Automagically Defining Your API Infrastructure As You Work Using Stoplight.io

I stayed up way too late playing with some of the new features in Stoplight.io. If you aren't familiar with what the Stoplight team has been cooking up--they have been hard at work crafting a pretty slick set of API modeling tools. I feel the platform provides me with a new way to look at the API life cycle--a perspective that spans multiple dimensions, including design, definition, virtualization, documentation, testing, discovery, orchestration, and client

Stoplight.io gives me a pretty powerful platform for managing, interfacing, sharing, collaborating, publishing, understanding, and evolving my API designs and definitions. You can begin modeling your APIs by importing an existing OpenAPI Spec, RAML, or Postman collection, or get to work modeling a new or existing API via the Stoplight client interface, which is just one tool in the Stoplight modeling toolbox. Additionally, I am able to create separate work spaces and import the OpenAPI Spec for all my own APIs, as well as the APIs that I depend on in the API space < this organization is very important to me.

Stoplight.io provides me with a new way to approach the organization of my API design and definitions, but the biggest impact for me, is when it comes to modeling the existing APIs out there. I've been working on automating the generation of OpenAPI Spec definitons of the APIs I use, as I use them--something that is two separate tasks at the moment. Stoplight.io does this, but does it waaaay better than what I have been doing, quietly crafting the OpenAPI Spec for any API I am using, in the background when you have Stoplight API discovery mode turned on, and the Prism API Proxy on.

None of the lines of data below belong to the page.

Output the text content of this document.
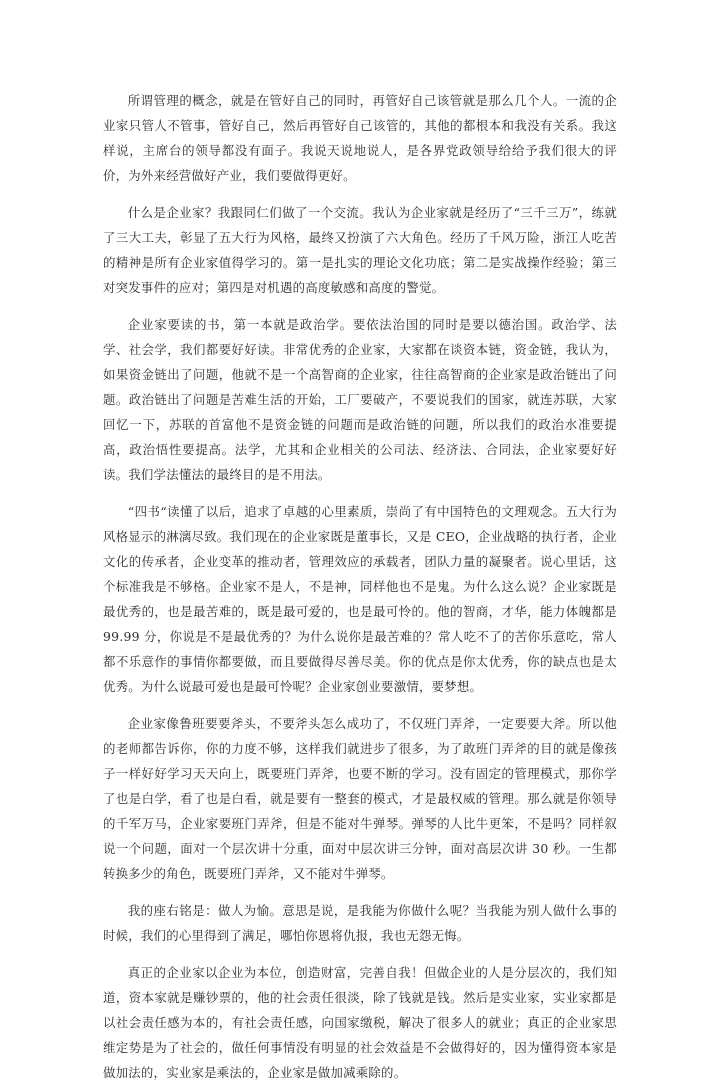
所谓管理的概念，就是在管好自己的同时，再管好自己该管就是那么几个人。一流的企业家只管人不管事，管好自己，然后再管好自己该管的，其他的都根本和我没有关系。我这样说，主席台的领导都没有面子。我说天说地说人，是各界党政领导给给予我们很大的评价，为外来经营做好产业，我们要做得更好。

什么是企业家？我跟同仁们做了一个交流。我认为企业家就是经历了“三千三万”，练就了三大工夫，彰显了五大行为风格，最终又扮演了六大角色。经历了千风万险，浙江人吃苦的精神是所有企业家值得学习的。第一是扎实的理论文化功底；第二是实战操作经验；第三对突发事件的应对；第四是对机遇的高度敏感和高度的警觉。

企业家要读的书，第一本就是政治学。要依法治国的同时是要以德治国。政治学、法学、社会学，我们都要好好读。非常优秀的企业家，大家都在谈资本链，资金链，我认为，如果资金链出了问题，他就不是一个高智商的企业家，往往高智商的企业家是政治链出了问题。政治链出了问题是苦难生活的开始，工厂要破产，不要说我们的国家，就连苏联，大家回忆一下，苏联的首富他不是资金链的问题而是政治链的问题，所以我们的政治水准要提高，政治悟性要提高。法学，尤其和企业相关的公司法、经济法、合同法，企业家要好好读。我们学法懂法的最终目的是不用法。

“四书“读懂了以后，追求了卓越的心里素质，崇尚了有中国特色的文理观念。五大行为风格显示的淋漓尽致。我们现在的企业家既是董事长，又是 CEO，企业战略的执行者，企业文化的传承者，企业变革的推动者，管理效应的承载者，团队力量的凝聚者。说心里话，这个标准我是不够格。企业家不是人，不是神，同样他也不是鬼。为什么这么说？企业家既是最优秀的，也是最苦难的，既是最可爱的，也是最可怜的。他的智商，才华，能力体魄都是 99.99 分，你说是不是最优秀的？为什么说你是最苦难的？常人吃不了的苦你乐意吃，常人都不乐意作的事情你都要做，而且要做得尽善尽美。你的优点是你太优秀，你的缺点也是太优秀。为什么说最可爱也是最可怜呢？企业家创业要激情，要梦想。

企业家像鲁班要要斧头，不要斧头怎么成功了，不仅班门弄斧，一定要要大斧。所以他的老师都告诉你，你的力度不够，这样我们就进步了很多，为了敢班门弄斧的目的就是像孩子一样好好学习天天向上，既要班门弄斧，也要不断的学习。没有固定的管理模式，那你学了也是白学，看了也是白看，就是要有一整套的模式，才是最权威的管理。那么就是你领导的千军万马，企业家要班门弄斧，但是不能对牛弹琴。弹琴的人比牛更笨，不是吗？同样叙说一个问题，面对一个层次讲十分重，面对中层次讲三分钟，面对高层次讲 30 秒。一生都转换多少的角色，既要班门弄斧，又不能对牛弹琴。

我的座右铭是：做人为愉。意思是说，是我能为你做什么呢？当我能为别人做什么事的时候，我们的心里得到了满足，哪怕你恩将仇报，我也无怨无悔。

真正的企业家以企业为本位，创造财富，完善自我！但做企业的人是分层次的，我们知道，资本家就是赚钞票的，他的社会责任很淡，除了钱就是钱。然后是实业家，实业家都是以社会责任感为本的，有社会责任感，向国家缴税，解决了很多人的就业；真正的企业家思维定势是为了社会的，做任何事情没有明显的社会效益是不会做得好的，因为懂得资本家是做加法的，实业家是乘法的，企业家是做加减乘除的。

I am enjoying the view of the API space that Stoplight.io is giving me. I got completely lost last night improving on my API designs, profiling other APIs in the space that were already in my work queue, and mapping out the dark APIs behind the mobile apps that I depend on (something I will write about separately). I am curious to see what API designers, and architects do with StopLight--I feel like it has the potential to shift the landscape pretty significantly, something I haven't seen any API service provider do in a while.